The Wellington newspaper for 23 January 1875 recorded The ship Berar from London with immigrants arrived last night; 89 days out on passage. There have been 21 deaths from scarlet fever on the voyage. Still 20 cases under medical treatment. The fever made its appearance the day after leaving London. Ship has been placed in quarantine; probably be detained a fortnight. By early February the immigrants had been dispersed to various provinces. The Wanganui Chronicle of 9 February 1875 reported 32 Berar immigrants for Foxton and 41 for Wanganui.
While in quarantine the Perrins heard of the
shocking fate of the Cospatrick on
which they had nearly sailed. It caught fire on 18 November 1874 and sank at latitude 37oS,
latitude 12oE. There were only 3 survivors, making this one of the greatest
maritime disasters, with 470 lives lost. The Lord Mayor of London opened a fund for
dependent relatives, and the New Zealand Government contributed £1,000, taking the total
to £2,575 for the "Cospatrick Relief Fund", and the papers of the time were
full of the news, and new safety measures were advocated for fire at sea. The impact that
the disaster of the Cospatrick had on the English populace can be judged by the fact that
the news was widely promulgated even through rural England. A memorial to the victims of
the Cospatrick disaster was erected on the village green at Shipton-under-Wychwood,
Oxfordshire, from where many of the victims had come. Also, the vicar diarist Francis
Kilvert, then resident in Chippenham, Wiltshire, recorded:-
Monday, Childermas Day (28 December 1874) - To-day we heard by short telegram of the awful calamity of the burning of the emigrant ship Caspatria (sic) near the Cape of Good Hope bound for New Zealand. Four hundred and forty persons burnt in her (actually 429). One boat reached St Helena with three survivors who had lived on the flesh of their companions.
Meanwhile Charles and Sophia had to submit their evidence to a Royal Commission of Enquiry into the circumstances attending disease on board the ship Berar. The Commission reported 120 cases of scarlet fever during the voyage, 20 on arrival, and the deaths of 16 children and 3 adults; Roy White (aged 24), Frederick Benson (aged 42) and William Clayton (37). It was found that:
immigrants as a body were a good class of people and many have already found employment
The submissions by Dr P N Newell (surgeon to Berar)
The ship needed a bathroom;
There were too many passengers on board, especially young children;
More ventilation was required between decks;
Food generally was good - only onions poor quality that would have been injurious to health;
Order and discipline was very good amongst passengers;
There were some dirty people on board - refusing to keep selves and place clean;
Spread of disease alarming, and that Alice Cogger brought the disease on board.
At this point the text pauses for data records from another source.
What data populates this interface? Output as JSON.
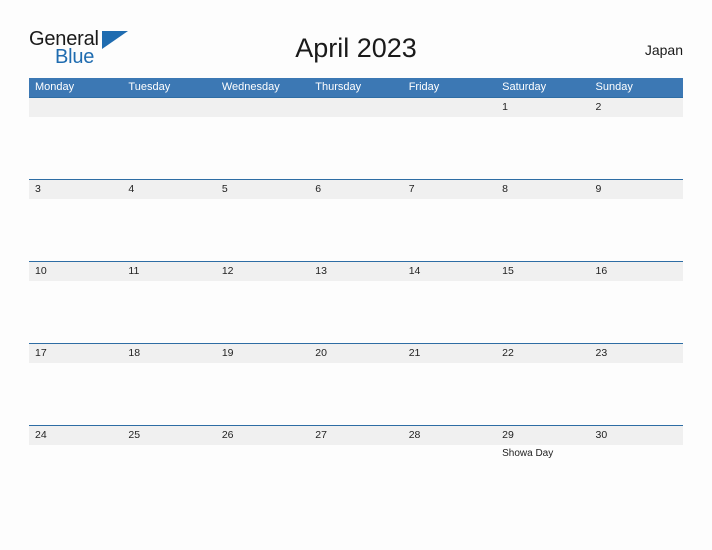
{
  "brand": {
    "name_top": "General",
    "name_bottom": "Blue",
    "accent_color": "#1f6cb0"
  },
  "header": {
    "title": "April 2023",
    "region": "Japan"
  },
  "theme": {
    "header_blue": "#3c78b4",
    "rule_blue": "#2e6da4",
    "band_gray": "#f0f0f0",
    "page_background": "#fdfdfd",
    "text_color": "#222222"
  },
  "calendar": {
    "weekdays": [
      "Monday",
      "Tuesday",
      "Wednesday",
      "Thursday",
      "Friday",
      "Saturday",
      "Sunday"
    ],
    "weeks": [
      {
        "dates": [
          "",
          "",
          "",
          "",
          "",
          "1",
          "2"
        ],
        "events": [
          "",
          "",
          "",
          "",
          "",
          "",
          ""
        ]
      },
      {
        "dates": [
          "3",
          "4",
          "5",
          "6",
          "7",
          "8",
          "9"
        ],
        "events": [
          "",
          "",
          "",
          "",
          "",
          "",
          ""
        ]
      },
      {
        "dates": [
          "10",
          "11",
          "12",
          "13",
          "14",
          "15",
          "16"
        ],
        "events": [
          "",
          "",
          "",
          "",
          "",
          "",
          ""
        ]
      },
      {
        "dates": [
          "17",
          "18",
          "19",
          "20",
          "21",
          "22",
          "23"
        ],
        "events": [
          "",
          "",
          "",
          "",
          "",
          "",
          ""
        ]
      },
      {
        "dates": [
          "24",
          "25",
          "26",
          "27",
          "28",
          "29",
          "30"
        ],
        "events": [
          "",
          "",
          "",
          "",
          "",
          "Showa Day",
          ""
        ]
      }
    ]
  }
}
The Westminster Agent General's conclusion on 29 June 1875 on Dr Newell, Surgeon Superintendent of the Berar, was that We do not consider it advisable that he should again be entrusted with the charge of an emigrant ship. This was despite the testimonials of several passengers including Charles and Sophia in support of the doctor.
The Perrins joined immigrants bound for Nelson, and Charles found employment as a storekeeper, and they set up house in Tasman St. One year later Nelson Clement was born (15 July 1876), then Edith Fanny 3 years later (24 September 1879). The Nelson Guide Book and Directory of 1887 gives us:- PERRIN Charles T, Tasman St. This was the address at which their eldest child, Mary Ann married a Scot, George Francis Frew on 1 January 1884, and also where Sophia (5th child) married Richard Huffam on 4 February 1891.